The show contained work from 62 artists, and was curating by Dr Sarah Edith James.
ABOUT THE WORK:
PART TWO
ROOTS (2023)
An autobiographical surrealist living room scene entitled, ‘ROOTS,’ presents décor and furniture which collects the entirety of my research throughout this year. The multidisciplinary sculpture-based installation challenges the functionality of object and space, explores the relationship between the body and sculpture, distorts the familiarity of dwellings and creates an environment that challenges the routine of a traditional gallery space by providing an area inside the work to reflect.
Blurring boarders between interior design and contemporary art, objects are visually imbued with links to childhood and family.

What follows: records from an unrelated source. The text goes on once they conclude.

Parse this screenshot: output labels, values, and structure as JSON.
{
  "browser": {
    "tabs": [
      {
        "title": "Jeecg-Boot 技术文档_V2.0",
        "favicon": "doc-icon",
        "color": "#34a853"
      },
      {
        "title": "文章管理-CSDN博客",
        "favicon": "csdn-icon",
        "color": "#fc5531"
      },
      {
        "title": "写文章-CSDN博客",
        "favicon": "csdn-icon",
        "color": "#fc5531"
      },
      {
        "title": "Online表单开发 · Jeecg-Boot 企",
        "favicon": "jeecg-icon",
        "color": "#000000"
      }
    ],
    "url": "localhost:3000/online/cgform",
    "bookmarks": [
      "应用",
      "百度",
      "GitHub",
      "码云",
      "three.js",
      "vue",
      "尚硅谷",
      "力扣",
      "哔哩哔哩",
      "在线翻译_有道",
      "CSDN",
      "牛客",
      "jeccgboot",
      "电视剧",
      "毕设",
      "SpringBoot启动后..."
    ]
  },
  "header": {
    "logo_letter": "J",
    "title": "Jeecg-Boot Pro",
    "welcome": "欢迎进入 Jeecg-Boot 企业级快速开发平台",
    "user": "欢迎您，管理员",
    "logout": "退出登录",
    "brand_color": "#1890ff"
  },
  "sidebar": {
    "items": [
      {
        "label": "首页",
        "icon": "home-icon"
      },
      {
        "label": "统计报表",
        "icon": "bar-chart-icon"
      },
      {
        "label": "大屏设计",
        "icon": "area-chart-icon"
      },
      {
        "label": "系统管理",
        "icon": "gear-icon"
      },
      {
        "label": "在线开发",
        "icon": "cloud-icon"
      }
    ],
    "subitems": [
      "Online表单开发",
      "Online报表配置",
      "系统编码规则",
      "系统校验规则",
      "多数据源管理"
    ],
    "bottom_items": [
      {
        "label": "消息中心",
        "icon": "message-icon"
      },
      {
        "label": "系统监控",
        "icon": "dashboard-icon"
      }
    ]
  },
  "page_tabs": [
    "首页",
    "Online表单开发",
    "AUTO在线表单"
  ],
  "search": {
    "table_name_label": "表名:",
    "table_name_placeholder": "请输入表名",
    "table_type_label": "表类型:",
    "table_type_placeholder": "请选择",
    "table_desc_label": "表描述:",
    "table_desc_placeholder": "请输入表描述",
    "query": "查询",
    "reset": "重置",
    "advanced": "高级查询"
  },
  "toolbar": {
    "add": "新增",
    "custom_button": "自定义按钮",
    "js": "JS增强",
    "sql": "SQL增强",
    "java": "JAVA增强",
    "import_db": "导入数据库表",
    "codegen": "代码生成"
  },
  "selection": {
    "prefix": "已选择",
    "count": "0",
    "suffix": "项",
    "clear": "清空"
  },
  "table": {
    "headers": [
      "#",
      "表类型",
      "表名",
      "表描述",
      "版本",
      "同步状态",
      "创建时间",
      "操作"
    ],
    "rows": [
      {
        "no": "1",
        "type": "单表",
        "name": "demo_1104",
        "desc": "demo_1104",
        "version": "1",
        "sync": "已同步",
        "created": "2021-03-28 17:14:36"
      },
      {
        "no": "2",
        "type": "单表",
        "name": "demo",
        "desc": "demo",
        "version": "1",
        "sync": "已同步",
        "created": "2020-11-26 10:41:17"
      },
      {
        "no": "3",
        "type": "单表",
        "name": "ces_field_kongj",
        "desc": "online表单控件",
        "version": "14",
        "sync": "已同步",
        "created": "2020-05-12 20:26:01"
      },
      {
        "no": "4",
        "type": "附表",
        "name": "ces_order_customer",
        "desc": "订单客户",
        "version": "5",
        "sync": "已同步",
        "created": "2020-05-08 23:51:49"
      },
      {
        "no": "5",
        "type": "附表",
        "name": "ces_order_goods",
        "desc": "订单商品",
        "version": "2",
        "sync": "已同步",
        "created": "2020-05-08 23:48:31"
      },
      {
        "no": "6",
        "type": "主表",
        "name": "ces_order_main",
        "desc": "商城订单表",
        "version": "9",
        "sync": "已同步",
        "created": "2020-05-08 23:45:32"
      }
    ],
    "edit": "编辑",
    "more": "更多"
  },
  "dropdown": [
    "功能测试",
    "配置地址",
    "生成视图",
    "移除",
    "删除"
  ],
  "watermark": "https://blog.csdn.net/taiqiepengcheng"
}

An upholstered couch contains image transferred polka dot patterns of my families faces, and a hand-built unit contains purposefully chosen objects, each telling its own story; records and books passed through generations of family; bricks collected from the broken wall of my childhood home and sculptures inspired by its other architectural features; an early 2000’s phone layered in images of my living room during the 1980’s and 1990’s; my grandads camera; a kitchen tile inspired clock showcasing the time of which I was born, as well as plant pots in the shape of houses. Each object was made or intervened with meticulously to raise questions regarding the personification of objects, the attachment of memory to object and the presentation of individual or shared social, political and ethnic identity through object. Works such as ‘The Dream of Venus,’ by Salvador Dali, ‘Casablanca Cabinet,’ by Ettore Sottsass, ‘Home is Not A Place,’ by Johnny Pitts and ‘Escriptori arxivador de partitures,’ by Josep Maria Jujol, informed this final installation. Photographs displayed along the wall of the installation present my childhood home and the elements of interior design it has received over the last 40 years. The most introspective of these images is my-childhood-self alongside a Wendy house – the house motif a crucial element throughout all of my work. Even throughout the installation process, I continued to review captured moments from my past as a form of psychoanalysis.
From a curatorial sense, access to natural undisturbed light to better illuminate partially covered sculptures was essential. Coloured spotlights were also installed to slightly transform the natural light into something more surreal. The installation process was done with continued collaborative group critiques, as well as independent considerations such as placing the installation beside other artist’s pieces that did not clash which kept a consistent flow throughout the exhibition. The colour of the wall was chosen specifically to match the theme of the exhibition, its bright shade working well to break up the neutral colours used in my installation. A section of the wall was kept unpainted originally to accommodate another artist, but through continued collaborative effort during install, this space became free – the decision to keep this section white was an aesthetic choice as I was drawn to the graphic contrast in shade.